I need

First I lost my cat, then my dad, and now my iPad.
Andddddd…Panic
I actually had this thought for a fraction of a second! Of course, for a long time after that I was ashamed of my shallowness, that I could even compare an iPad to my dad, for however micro fraction of a second. But it got me thinking. The shameful pathetic truth was that I had had this thought.
Then I’m praying for forgiveness. Forgive me for my callousness, for my carelessness. Forgive me for taking your name in vain. The words of the doomsday foreseers echo in my ears – The end is near, cleave to your Lord. O and I even have my prayer book app on my iPad! A battle rages within me. Please let me get my iPad back and I’ll read a thousand Hail Marys. Bribing God! could I sink any lower? By noon I’m like a strung out addict in withdrawal. Making frantic calls to any and all who could be a source for my fix. Sorry, it’s not here. Did you check your bag properly? Seriously people, this is my iPad we are talking about. Do you really think I would not have first ripped apart my bag and house and car searching for it!

I seek
the serenity to accept what I cannot change;
the courage to change what I can;
and the wisdom to know the difference.

I could say that it’s the cost of the iPad that has me so upset or the embarrassment that a forty year old woman could be so careless, but that would not be the truth. In truth it was the realization that I had gradually withdrawn from the real world and immersed myself into a virtual one. This new world had become my safe place where I went to flush out the psychological toxins that kept accumulating in my mind.

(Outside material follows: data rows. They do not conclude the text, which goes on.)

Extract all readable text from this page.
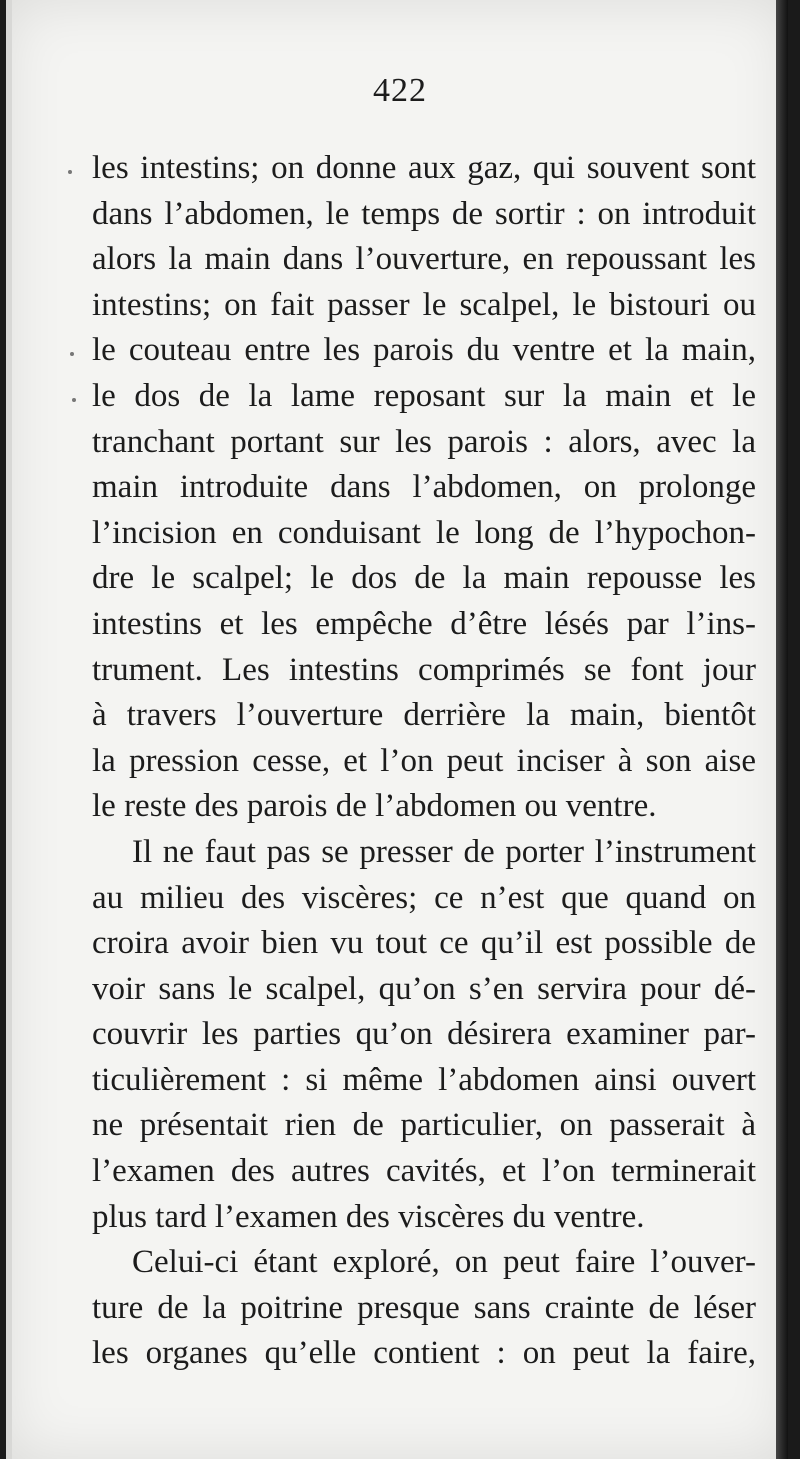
422
les intestins; on donne aux gaz, qui souvent sont
dans l’abdomen, le temps de sortir : on introduit
alors la main dans l’ouverture, en repoussant les
intestins; on fait passer le scalpel, le bistouri ou
le couteau entre les parois du ventre et la main,
le dos de la lame reposant sur la main et le
tranchant portant sur les parois : alors, avec la
main introduite dans l’abdomen, on prolonge
l’incision en conduisant le long de l’hypochon-
dre le scalpel; le dos de la main repousse les
intestins et les empêche d’être lésés par l’ins-
trument. Les intestins comprimés se font jour
à travers l’ouverture derrière la main, bientôt
la pression cesse, et l’on peut inciser à son aise
le reste des parois de l’abdomen ou ventre.
Il ne faut pas se presser de porter l’instrument
au milieu des viscères; ce n’est que quand on
croira avoir bien vu tout ce qu’il est possible de
voir sans le scalpel, qu’on s’en servira pour dé-
couvrir les parties qu’on désirera examiner par-
ticulièrement : si même l’abdomen ainsi ouvert
ne présentait rien de particulier, on passerait à
l’examen des autres cavités, et l’on terminerait
plus tard l’examen des viscères du ventre.
Celui-ci étant exploré, on peut faire l’ouver-
ture de la poitrine presque sans crainte de léser
les organes qu’elle contient : on peut la faire,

The Lord moves in mysterious ways

Well my story has a happy ending. An angel found my iPad and restored my sanity. As a result some important lessons have been learnt or rather some truths have been acknowledged. The real and virtual world have merged together to form my entire world. As much as I would like to deny it, I need people. I don’t need them all the time, I don’t need too many, perhaps I don’t even need them to approve of me. But yes, I do need them in order to feel like I exist.

The Little Red Bow

She rode the bus like a triumphant princess, her regal Pekinese safely ensconced in the bag she has knitted for him. She held him close to her heart, his fluffy black head adorned with a cute little blood red bow, resting trustingly against her matching red blouse. Nancy knew that they looked clichéd and doltish to others, but she was too happy to care. It had felt right to dress up for the ride. The bow was a graduation cap of sorts, it’s colour chosen to signify life. Six months back he had been marked PTS, ‘put to sleep’. Today she was taking him home. It had been an arduous and painful journey, and this was their winning lap.

She still shook with revulsion every time she recalled the headline – “41 dogs recovered from house of horror”. A few of those poor dears had been moved to the shelter she volunteered with. The next day when she went in there, she could hardly believe what she heard. It had taken the animal control officers almost eight hours to extract the dogs from an abandoned house where they had been soaking in their own urine and feces. The veterinarians and volunteers were hard at work cleaning and medicating the dogs. Nancy immediately set about cleaning the poop and hair that was all over the floors. And that was when she first saw it. A dirty cage housing what looked like a big lump of filth, with the ominous words “PTS” marked on it. Was that actually an animal in there? How was he still alive? She read the doctor’s notes stuck on the cage. “Possible Pekingese mix. Unresponsive. Acute Crate State.”
Something clawed at Nancy’s heart. Putting him to sleep was the humane thing to do. But, at the very least, he deserved to be cleaned and given an honourable death. It was by no means an easy job. The poor thing was so emaciated that she had to be extra careful handling him. Hours of snipping, wiping, washing later, she could finally see the little pup. It was while she was trying to get him to drink some water, that the miracle happened. The little warrior’s sluggish paw reached out for her, and in that instant her heart was lost.
She begged the vet to allow her to attempt nursing him back. Health checks diagnosed him with minor patellar luxation and fold dermatitis, nothing some well planned physiotherapy and topical antibiotic couldn’t take care of. He would always have a limp, but he would live. Her Tyson was a fighter.
The battle didn’t end with his physical care. Tyson started exhibiting mild agoraphobia. When ever she said ‘walk’, his ears and tail would lower, he would get very agitated and physically stick to the walls. She tried to cajole him, sing to him in that soft tone that he loved so much, but to no avail. Finally she decided to resort to a little bribery and corruption. Nancy sat herself out side, just a few feet from the door, knitting and humming, surrounded by Tyson’s favourite squeaky toys and the super rich tea biscuits. It took an hour, but he slowly started inching closer and closer, until he finally crossed the threshold and was close enough to be rewarded with a scratch on his chest and at the top of his tail, just as his natural mother would have.
Short stays gradually evolved into short walks, culminating today, when the vet had teasingly winked – Time to take him home Nancy. You’r hogging unnecessary space.
So here they were, him in his little red bow and she in my matching red blouse, two champions riding the bus. Going home.